Second, your exculpatory clauses should in some way stand out from the rest of your franchise agreement -- by separating them from the agreement itself, or by using capital letters, bold, or a text box to call the reader's attention to them. Many franchisors have successfully relied on a separate "disclosure questionnaire" containing exculpatory clauses for this purpose.
For franchisees, the lesson is to carefully read your franchise disclosure document, franchise agreement and other related contracts before you sign them!
If a promise, statement, or representation was made to you by the franchisor or its salespeople and you're relying on it, make sure it's in the franchise agreement or in an addendum before you sign.
Matthew correctly states: "If a promise, statement, or representation was made to you by the franchisor or its salespeople and you're relying on it, make sure it's in the franchise agreement or in an addendum before you sign. "
This is why you hire a franchise attorney. Not to negotiate the standard form of the contract, but to make sure that the promises made to you are legal reliable.

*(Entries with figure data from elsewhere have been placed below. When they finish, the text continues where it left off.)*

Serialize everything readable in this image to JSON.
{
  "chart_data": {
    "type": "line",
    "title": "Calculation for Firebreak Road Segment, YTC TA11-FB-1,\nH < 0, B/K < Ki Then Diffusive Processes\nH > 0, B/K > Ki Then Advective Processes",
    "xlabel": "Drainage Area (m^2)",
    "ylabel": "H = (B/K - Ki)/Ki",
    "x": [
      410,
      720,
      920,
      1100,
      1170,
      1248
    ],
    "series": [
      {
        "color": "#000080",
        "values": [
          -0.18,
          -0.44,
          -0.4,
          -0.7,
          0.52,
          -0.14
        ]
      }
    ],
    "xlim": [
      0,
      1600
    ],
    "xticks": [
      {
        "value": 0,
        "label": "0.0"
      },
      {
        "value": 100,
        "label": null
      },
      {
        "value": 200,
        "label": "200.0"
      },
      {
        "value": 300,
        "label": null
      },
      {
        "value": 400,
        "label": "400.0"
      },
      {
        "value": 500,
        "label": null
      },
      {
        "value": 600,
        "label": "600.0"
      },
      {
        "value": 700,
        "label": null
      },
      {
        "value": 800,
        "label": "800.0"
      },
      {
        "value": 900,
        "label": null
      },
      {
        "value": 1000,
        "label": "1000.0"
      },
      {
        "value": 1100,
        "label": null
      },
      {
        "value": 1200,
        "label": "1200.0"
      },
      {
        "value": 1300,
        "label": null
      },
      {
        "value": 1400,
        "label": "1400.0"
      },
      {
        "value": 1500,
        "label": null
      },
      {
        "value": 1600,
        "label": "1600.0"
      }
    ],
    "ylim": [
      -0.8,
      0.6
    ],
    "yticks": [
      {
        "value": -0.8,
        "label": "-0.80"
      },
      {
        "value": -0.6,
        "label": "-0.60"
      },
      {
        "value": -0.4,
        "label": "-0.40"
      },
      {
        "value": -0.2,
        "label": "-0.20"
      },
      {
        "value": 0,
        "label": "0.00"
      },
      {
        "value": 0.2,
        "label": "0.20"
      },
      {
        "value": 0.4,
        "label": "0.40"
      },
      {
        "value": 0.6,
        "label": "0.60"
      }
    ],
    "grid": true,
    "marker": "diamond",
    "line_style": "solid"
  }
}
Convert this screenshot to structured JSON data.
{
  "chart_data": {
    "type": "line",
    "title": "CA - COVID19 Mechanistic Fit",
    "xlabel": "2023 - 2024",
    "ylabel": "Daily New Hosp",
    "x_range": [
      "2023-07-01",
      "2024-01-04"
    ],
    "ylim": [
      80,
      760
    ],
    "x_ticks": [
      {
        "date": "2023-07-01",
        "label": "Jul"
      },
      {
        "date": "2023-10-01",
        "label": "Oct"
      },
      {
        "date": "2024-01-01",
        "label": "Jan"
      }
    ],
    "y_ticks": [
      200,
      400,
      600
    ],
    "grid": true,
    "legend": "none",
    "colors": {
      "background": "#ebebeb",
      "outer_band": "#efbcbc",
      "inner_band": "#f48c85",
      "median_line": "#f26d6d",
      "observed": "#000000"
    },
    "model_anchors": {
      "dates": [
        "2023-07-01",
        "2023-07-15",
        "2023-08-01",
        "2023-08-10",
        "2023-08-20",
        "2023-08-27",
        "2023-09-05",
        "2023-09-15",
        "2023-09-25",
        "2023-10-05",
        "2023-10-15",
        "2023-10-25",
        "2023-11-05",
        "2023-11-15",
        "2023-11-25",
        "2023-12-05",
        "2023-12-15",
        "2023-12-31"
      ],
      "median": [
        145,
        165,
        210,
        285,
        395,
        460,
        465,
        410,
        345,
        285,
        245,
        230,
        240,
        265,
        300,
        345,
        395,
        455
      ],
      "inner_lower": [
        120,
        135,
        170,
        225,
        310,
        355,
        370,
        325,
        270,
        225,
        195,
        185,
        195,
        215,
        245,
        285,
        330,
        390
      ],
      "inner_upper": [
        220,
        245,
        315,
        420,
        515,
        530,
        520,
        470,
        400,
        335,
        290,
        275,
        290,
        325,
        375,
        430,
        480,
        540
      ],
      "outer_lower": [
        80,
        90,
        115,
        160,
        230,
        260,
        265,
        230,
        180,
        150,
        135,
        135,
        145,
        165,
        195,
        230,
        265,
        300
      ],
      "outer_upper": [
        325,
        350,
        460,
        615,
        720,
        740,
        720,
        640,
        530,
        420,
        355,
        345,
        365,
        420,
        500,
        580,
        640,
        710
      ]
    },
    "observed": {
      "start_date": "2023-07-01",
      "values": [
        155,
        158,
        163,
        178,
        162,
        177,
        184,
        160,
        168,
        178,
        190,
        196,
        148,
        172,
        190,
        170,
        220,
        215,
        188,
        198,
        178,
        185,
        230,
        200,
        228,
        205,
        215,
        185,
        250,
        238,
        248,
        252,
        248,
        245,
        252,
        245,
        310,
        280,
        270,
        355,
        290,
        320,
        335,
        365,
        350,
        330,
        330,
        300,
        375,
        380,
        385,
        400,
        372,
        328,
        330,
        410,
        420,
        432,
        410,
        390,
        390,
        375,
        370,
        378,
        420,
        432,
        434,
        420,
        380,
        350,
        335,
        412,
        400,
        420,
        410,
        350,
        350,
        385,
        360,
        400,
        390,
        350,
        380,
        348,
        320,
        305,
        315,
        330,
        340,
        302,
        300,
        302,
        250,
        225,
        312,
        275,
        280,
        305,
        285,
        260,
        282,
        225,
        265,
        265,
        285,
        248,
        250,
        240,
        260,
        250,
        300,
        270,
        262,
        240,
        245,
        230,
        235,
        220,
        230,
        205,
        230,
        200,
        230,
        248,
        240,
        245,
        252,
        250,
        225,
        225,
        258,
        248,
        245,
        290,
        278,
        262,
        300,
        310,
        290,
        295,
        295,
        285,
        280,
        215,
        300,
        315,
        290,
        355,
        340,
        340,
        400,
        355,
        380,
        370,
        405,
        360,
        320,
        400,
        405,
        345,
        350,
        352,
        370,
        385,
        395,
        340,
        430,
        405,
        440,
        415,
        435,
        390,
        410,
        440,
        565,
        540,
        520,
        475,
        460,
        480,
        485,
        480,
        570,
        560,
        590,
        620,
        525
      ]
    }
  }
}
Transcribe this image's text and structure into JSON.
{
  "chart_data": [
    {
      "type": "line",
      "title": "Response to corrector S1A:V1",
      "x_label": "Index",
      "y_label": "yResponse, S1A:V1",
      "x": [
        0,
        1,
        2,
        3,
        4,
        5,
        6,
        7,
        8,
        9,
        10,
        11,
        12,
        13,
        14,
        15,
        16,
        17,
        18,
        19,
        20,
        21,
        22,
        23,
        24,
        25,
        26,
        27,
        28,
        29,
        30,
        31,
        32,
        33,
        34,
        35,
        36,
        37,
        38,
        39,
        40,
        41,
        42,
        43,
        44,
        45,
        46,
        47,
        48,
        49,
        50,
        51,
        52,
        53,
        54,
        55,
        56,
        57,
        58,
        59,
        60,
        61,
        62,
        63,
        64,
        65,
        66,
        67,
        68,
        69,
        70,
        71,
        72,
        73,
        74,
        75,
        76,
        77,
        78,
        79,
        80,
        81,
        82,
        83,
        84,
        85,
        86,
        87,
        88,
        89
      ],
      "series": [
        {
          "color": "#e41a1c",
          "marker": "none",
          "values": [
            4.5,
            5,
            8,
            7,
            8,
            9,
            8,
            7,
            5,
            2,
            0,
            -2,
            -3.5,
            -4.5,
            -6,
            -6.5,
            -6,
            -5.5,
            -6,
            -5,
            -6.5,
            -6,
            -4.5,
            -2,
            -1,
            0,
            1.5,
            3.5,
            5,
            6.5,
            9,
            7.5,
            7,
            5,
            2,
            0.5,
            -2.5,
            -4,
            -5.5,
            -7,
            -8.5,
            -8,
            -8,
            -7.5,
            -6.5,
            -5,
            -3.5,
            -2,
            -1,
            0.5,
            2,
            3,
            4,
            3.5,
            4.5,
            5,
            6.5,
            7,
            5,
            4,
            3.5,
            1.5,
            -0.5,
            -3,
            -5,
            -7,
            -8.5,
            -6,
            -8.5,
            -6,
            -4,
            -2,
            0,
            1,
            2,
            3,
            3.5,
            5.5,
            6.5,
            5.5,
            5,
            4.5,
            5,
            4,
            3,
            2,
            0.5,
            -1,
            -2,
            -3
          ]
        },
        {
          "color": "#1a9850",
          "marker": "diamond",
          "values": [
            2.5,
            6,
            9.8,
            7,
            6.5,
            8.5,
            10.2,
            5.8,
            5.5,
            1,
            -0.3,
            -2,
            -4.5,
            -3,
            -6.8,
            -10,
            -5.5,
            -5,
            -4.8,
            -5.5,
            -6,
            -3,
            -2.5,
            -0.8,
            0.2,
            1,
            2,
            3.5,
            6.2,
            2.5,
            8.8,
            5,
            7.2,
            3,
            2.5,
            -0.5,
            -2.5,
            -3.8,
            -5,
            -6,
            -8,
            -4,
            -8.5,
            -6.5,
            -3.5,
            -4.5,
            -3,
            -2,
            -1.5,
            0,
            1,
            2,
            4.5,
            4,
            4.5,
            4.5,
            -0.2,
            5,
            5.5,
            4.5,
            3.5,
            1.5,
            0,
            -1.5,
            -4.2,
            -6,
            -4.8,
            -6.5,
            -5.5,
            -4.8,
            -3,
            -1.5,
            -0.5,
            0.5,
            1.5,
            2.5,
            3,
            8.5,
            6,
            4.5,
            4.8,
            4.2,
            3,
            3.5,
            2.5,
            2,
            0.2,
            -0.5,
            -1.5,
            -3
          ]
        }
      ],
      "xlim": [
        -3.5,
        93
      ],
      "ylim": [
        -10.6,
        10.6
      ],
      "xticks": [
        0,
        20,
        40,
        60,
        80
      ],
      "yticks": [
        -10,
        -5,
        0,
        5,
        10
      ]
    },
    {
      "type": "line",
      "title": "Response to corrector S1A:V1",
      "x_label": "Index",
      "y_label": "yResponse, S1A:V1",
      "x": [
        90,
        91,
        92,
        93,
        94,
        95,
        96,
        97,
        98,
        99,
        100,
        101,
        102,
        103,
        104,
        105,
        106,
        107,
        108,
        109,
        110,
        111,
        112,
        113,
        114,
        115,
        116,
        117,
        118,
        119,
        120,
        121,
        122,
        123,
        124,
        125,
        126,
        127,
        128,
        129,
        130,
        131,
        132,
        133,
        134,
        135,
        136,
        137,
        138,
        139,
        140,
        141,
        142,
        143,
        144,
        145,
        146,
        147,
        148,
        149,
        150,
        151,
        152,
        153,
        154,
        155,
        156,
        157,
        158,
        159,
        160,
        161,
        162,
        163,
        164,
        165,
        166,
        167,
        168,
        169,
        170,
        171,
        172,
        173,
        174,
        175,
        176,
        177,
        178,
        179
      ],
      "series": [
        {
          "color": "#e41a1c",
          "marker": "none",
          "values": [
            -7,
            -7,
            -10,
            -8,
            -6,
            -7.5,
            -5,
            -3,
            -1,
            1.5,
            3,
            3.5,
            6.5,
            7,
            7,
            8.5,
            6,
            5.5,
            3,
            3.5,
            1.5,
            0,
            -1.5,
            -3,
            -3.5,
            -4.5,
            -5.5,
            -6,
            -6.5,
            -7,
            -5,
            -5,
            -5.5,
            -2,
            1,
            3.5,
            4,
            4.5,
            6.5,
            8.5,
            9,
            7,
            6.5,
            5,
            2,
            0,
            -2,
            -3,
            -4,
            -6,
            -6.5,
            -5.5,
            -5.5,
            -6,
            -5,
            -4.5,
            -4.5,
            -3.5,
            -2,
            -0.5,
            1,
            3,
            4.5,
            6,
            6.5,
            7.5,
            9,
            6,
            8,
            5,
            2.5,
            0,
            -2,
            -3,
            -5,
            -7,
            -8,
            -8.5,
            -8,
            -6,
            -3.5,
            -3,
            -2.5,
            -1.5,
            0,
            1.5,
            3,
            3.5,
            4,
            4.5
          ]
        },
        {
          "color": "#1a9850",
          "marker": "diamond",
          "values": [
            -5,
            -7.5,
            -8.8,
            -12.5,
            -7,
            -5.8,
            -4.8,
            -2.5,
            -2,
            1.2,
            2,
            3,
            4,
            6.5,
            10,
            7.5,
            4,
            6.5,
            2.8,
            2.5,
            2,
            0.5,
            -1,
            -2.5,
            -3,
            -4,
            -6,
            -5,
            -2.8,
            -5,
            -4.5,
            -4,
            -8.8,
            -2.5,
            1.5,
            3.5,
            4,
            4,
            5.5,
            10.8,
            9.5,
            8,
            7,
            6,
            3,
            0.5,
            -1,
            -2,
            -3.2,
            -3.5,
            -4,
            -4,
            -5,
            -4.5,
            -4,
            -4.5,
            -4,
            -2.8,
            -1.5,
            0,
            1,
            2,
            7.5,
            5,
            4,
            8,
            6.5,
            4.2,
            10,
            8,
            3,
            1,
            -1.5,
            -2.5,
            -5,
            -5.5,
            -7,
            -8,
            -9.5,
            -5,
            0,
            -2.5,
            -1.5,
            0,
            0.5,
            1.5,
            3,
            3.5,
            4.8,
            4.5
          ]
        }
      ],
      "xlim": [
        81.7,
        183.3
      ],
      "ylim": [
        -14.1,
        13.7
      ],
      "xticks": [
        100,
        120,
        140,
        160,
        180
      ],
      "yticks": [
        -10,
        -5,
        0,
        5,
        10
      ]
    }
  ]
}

You can go ahead and sign the contract without the promises being legally reliable, but that is up to you.
In that case, it really is caveat emptor.
Franchisors use of an Acknowledgement Questionnaires or Disclosure Questionnaires are a good idea for clarifying for the prospective franchisee what information from the franchisor they should rely upon in making their decision to buy the franchise.
Franchisors should not unwisely rely on these Questionnaires as a "get of a jail free card" when their franchise sellers (internal salespeople, brokers or franchise sales outsource) make non-compliant earnings claims or claims that are inconsistent with the Financial Performance Representation - FPR in the Franchise Disclosure Document - FDD.